Muller, Willard C.|McGurk, Lois F.|Hayden, Mark S. · 1976

Abstract
Evaluation covers the period 6/72-1/77 and is based on document review, visits to seven DC's, and interviews with staff at AID/W and at headquarters of the American Home Economics Association (AHEA), the contractor. The project has been moderately successful. AHEA has developed working contracts with 28 countries, eight of which have carried out significant amounts of project activities. Of these, progress -- which has depended on host country governmental and cultural support and the availability of solid institutional mechanisms -- has been greatest in Korea, Thailand, and the Philippines; least in Sierra Leone and Ghana; and moderate in Jamaica, Panama, and Nepal. Progress in integrating FP education into university home economics programs (where students, however, are relatively few) has been excellent, and has been good in vocational and teachers' colleges. Rural outreach has been most successful in Korea, the Philippines, and Thailand. Educational radio messages and contacts with parents of day care children have been moderately successful.

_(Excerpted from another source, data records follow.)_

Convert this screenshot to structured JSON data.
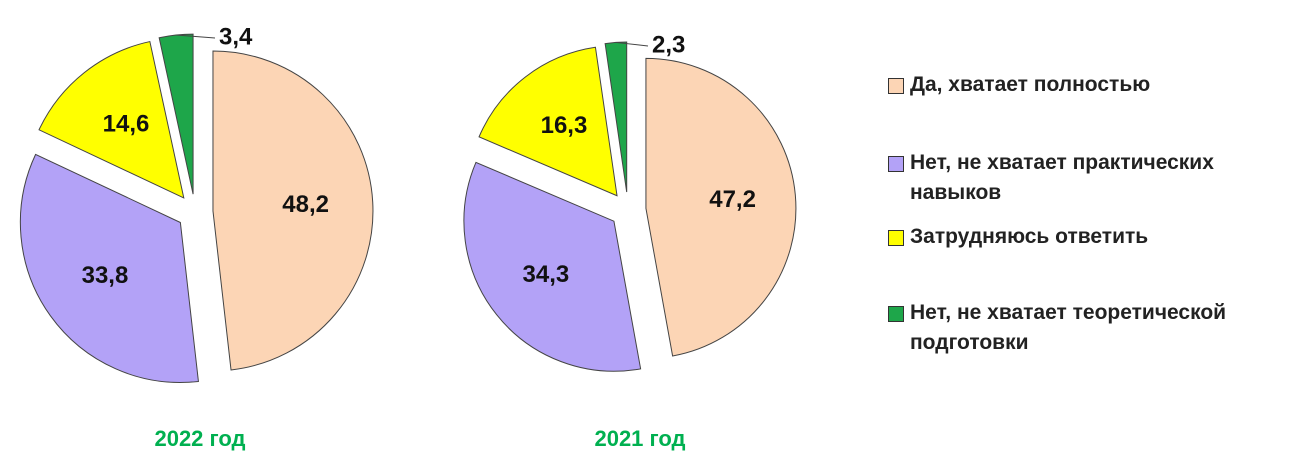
{
  "chart_data": [
    {
      "type": "pie",
      "title": "2022 год",
      "values": [
        48.2,
        33.8,
        14.6,
        3.4
      ],
      "value_labels": [
        "48,2",
        "33,8",
        "14,6",
        "3,4"
      ]
    },
    {
      "type": "pie",
      "title": "2021 год",
      "values": [
        47.2,
        34.3,
        16.3,
        2.3
      ],
      "value_labels": [
        "47,2",
        "34,3",
        "16,3",
        "2,3"
      ]
    }
  ],
  "legend": {
    "labels": [
      "Да, хватает полностью",
      "Нет, не хватает практических навыков",
      "Затрудняюсь ответить",
      "Нет, не хватает теоретической подготовки"
    ],
    "colors": [
      "#fcd5b5",
      "#b3a2f7",
      "#ffff00",
      "#1ea64a"
    ]
  }
}
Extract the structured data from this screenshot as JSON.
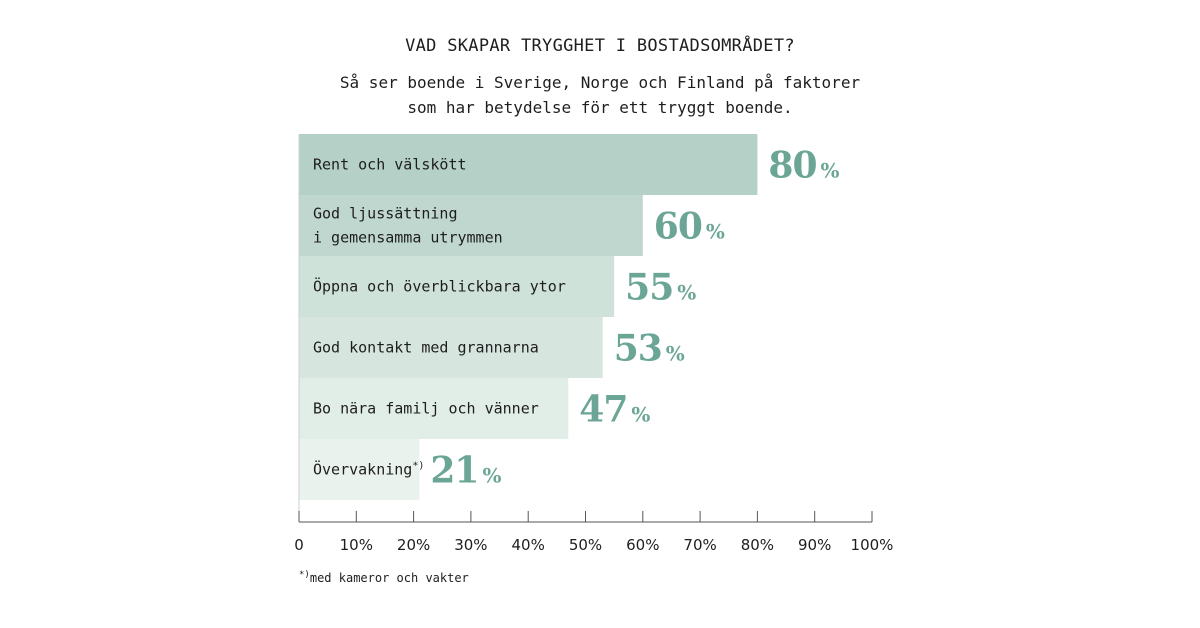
{
  "header": {
    "title": "VAD SKAPAR TRYGGHET I BOSTADSOMRÅDET?",
    "subtitle_line1": "Så ser boende i Sverige, Norge och Finland på faktorer",
    "subtitle_line2": "som har betydelse för ett tryggt boende."
  },
  "chart_data": {
    "type": "bar",
    "orientation": "horizontal",
    "title": "VAD SKAPAR TRYGGHET I BOSTADSOMRÅDET?",
    "categories": [
      [
        "Rent och välskött"
      ],
      [
        "God ljussättning",
        "i gemensamma utrymmen"
      ],
      [
        "Öppna och överblickbara ytor"
      ],
      [
        "God kontakt med grannarna"
      ],
      [
        "Bo nära familj och vänner"
      ],
      [
        "Övervakning"
      ]
    ],
    "category_marks": [
      "",
      "",
      "",
      "",
      "",
      "*)"
    ],
    "values": [
      80,
      60,
      55,
      53,
      47,
      21
    ],
    "value_suffix": "%",
    "bar_colors": [
      "#b5d0c6",
      "#bfd7ce",
      "#cfe2da",
      "#d6e6df",
      "#e1ede7",
      "#eaf2ee"
    ],
    "xlim": [
      0,
      100
    ],
    "tick_labels": [
      "0",
      "10%",
      "20%",
      "30%",
      "40%",
      "50%",
      "60%",
      "70%",
      "80%",
      "90%",
      "100%"
    ],
    "xlabel": "",
    "ylabel": ""
  },
  "footnote": {
    "mark": "*)",
    "text": "med kameror och vakter"
  }
}
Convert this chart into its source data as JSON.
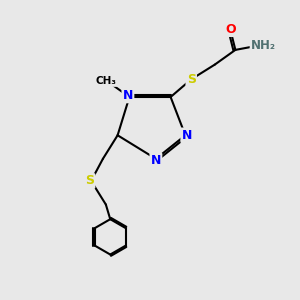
{
  "bg_color": "#e8e8e8",
  "atom_colors": {
    "C": "#000000",
    "N": "#0000ff",
    "S": "#cccc00",
    "O": "#ff0000",
    "H": "#507070"
  },
  "bond_color": "#000000",
  "font_size_atom": 9,
  "font_size_methyl": 8
}
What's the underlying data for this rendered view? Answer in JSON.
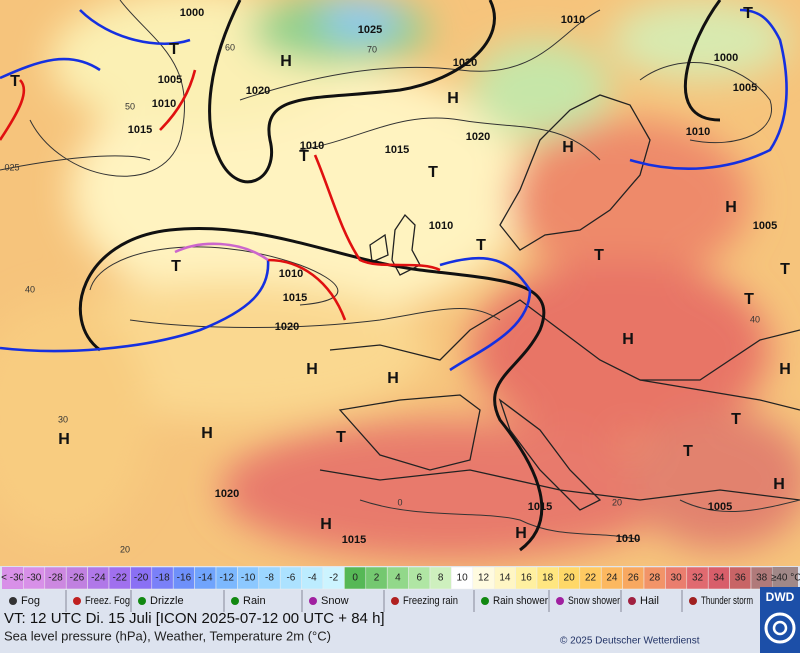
{
  "map": {
    "isobar_labels": [
      "1000",
      "1025",
      "1010",
      "1020",
      "1005",
      "1010",
      "1015",
      "1020",
      "1010",
      "1015",
      "1020",
      "1000",
      "1005",
      "1010",
      "1010",
      "1005",
      "1010",
      "1015",
      "1020",
      "1020",
      "1015",
      "1015",
      "1005",
      "1010"
    ],
    "temperature_labels": [
      "60",
      "50",
      "70",
      "40",
      "30",
      "20",
      "0",
      "20",
      "40",
      "025"
    ],
    "highs": [
      "H",
      "H",
      "H",
      "H",
      "H",
      "H",
      "H",
      "H",
      "H",
      "H",
      "H",
      "H",
      "H"
    ],
    "lows": [
      "T",
      "T",
      "T",
      "T",
      "T",
      "T",
      "T",
      "T",
      "T",
      "T",
      "T",
      "T",
      "T"
    ]
  },
  "scale": {
    "low_label": "< -30",
    "values": [
      -30,
      -28,
      -26,
      -24,
      -22,
      -20,
      -18,
      -16,
      -14,
      -12,
      -10,
      -8,
      -6,
      -4,
      -2,
      0,
      2,
      4,
      6,
      8,
      10,
      12,
      14,
      16,
      18,
      20,
      22,
      24,
      26,
      28,
      30,
      32,
      34,
      36,
      38
    ],
    "colors": [
      "#d890e8",
      "#cc88e0",
      "#c080e0",
      "#b078e8",
      "#a070ee",
      "#8a70f4",
      "#7a80f8",
      "#6e90fa",
      "#70a4fc",
      "#7cb8fe",
      "#8cc8ff",
      "#9cd6ff",
      "#ace2ff",
      "#bcecff",
      "#ccf4ff",
      "#56b856",
      "#74c870",
      "#92d88a",
      "#b0e6a4",
      "#cef0be",
      "#ffffff",
      "#fffbe0",
      "#fff6c4",
      "#fff0a0",
      "#ffe680",
      "#ffd868",
      "#ffca62",
      "#fcb860",
      "#f8a860",
      "#f29468",
      "#ea7e6e",
      "#e06a70",
      "#d85e6a",
      "#c86466",
      "#b07a7a"
    ],
    "high_label": "≥40 °C"
  },
  "legend": [
    "Fog",
    "Freez. Fog",
    "Drizzle",
    "Rain",
    "Snow",
    "Freezing rain",
    "Rain shower",
    "Snow shower",
    "Hail",
    "Thunder storm"
  ],
  "caption": {
    "valid_time": "VT: 12 UTC Di.  15 Juli [ICON 2025-07-12  00 UTC + 84 h]",
    "description": "Sea level pressure (hPa), Weather, Temperature 2m (°C)",
    "copyright": "© 2025 Deutscher Wetterdienst",
    "logo": "DWD"
  }
}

On the negative side, community development and extension services have been underutilized; recordkeeping is inadequate; few DC home economists have become actively involved; chronic shortages of teaching and reference materials exist; project leadership is too often concentrated in a few dynamic personalities; and assistance from AHEA headquarters to field workers and host country funding have been insufficient. Planning has been hampered by AHEA's failure to utilize DC home economist advisory committees and by A.I.D.'s failure to provide indepth analyses of country environments. The project should be extended for 5 years, provided AHEA: increase its headquarters staff to provide stronger field management; increase the involvement of DC home economics associations; determine, with the help of A.I.D.'s Office of Population (DS/POP) whether a suitable environment for the project exists before beginning work in a given country; and place more emphasis on assessing DC needs for teaching and outreach materials and on helping to obtain these materials.